Follow official NVIDIA documentation for detailed and up-to-date instructions on how to configure the CUDA environment.

Verification

Once you have configured the guest, reboot the virtual machine and select the TDX-capable kernel. Confirm that the nvidia-persistenced started without issues and is running.

sudo systemctl status nvidia-persistenced | grep Active:
     Active: active (running) since Wed 2025-10-15 09:49:28 EDT; 1min 30s ago

Verify that the guest is running in Confidential Computing mode.

sudo dmesg | grep -i tdx
[    0.000000] tdx: Guest detected

nvidia-smi conf-compute -f
CC status: ON

After confirming that the environment is ready for running secure computations, mark the GPU as CC-ready. Make sure the operation was successful.

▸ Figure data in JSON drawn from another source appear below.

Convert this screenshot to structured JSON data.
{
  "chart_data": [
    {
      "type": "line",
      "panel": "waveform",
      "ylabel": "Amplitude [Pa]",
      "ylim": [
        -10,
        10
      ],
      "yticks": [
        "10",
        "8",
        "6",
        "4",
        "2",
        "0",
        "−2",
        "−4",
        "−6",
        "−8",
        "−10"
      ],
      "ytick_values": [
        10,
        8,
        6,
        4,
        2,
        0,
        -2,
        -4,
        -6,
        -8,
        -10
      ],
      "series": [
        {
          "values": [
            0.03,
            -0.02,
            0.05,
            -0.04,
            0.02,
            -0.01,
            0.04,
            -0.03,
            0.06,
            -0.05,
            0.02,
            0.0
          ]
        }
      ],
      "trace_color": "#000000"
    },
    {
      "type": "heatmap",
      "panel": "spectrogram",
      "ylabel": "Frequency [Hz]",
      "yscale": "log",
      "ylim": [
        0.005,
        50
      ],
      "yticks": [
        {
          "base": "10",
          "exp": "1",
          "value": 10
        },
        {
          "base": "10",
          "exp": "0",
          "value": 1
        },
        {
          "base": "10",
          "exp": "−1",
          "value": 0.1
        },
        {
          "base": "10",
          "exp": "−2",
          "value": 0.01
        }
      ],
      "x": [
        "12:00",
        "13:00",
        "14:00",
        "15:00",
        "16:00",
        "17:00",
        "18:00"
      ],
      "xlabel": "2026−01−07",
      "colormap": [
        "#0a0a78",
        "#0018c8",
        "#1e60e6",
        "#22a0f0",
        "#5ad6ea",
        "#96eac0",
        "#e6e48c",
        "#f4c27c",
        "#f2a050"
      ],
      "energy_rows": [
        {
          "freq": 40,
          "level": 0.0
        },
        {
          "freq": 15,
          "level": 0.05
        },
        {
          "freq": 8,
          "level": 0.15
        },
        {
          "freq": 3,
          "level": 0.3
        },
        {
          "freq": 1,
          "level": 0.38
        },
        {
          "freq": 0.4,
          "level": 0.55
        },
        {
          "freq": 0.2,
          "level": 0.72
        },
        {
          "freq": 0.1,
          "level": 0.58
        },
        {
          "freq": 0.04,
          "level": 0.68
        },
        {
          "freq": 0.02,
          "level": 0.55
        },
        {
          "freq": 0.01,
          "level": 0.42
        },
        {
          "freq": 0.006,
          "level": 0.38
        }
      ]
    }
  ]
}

nvidia-smi conf-compute -srs 1

nvidia-smi conf-compute -q

==============NVSMI CONF-COMPUTE LOG==============

    CC State                   : OFF
    Multi-GPU Mode             : None
    CPU CC Capabilities        : None
    GPU CC Capabilities        : CC Capable
    CC GPUs Ready State        : Ready

The system is now ready to run applications in the Confidential Computing mode.

Conclusion

GPU Confidential Computing protects data by creating an isolated and encrypted environment, building on the top of CPU-CC solutions, such as TDX. This tutorial presented the steps required to configure Confidential Computing on the Oracle Linux 9 host, accompanied by a guide for a secure, Oracle Linux-based virtual machine. As it could be seen here, enabling Confidential Computing mode does not require code changes. This means that already existing applications can benefit from hardware-based protection in a straightforward manner with minimal performance impact.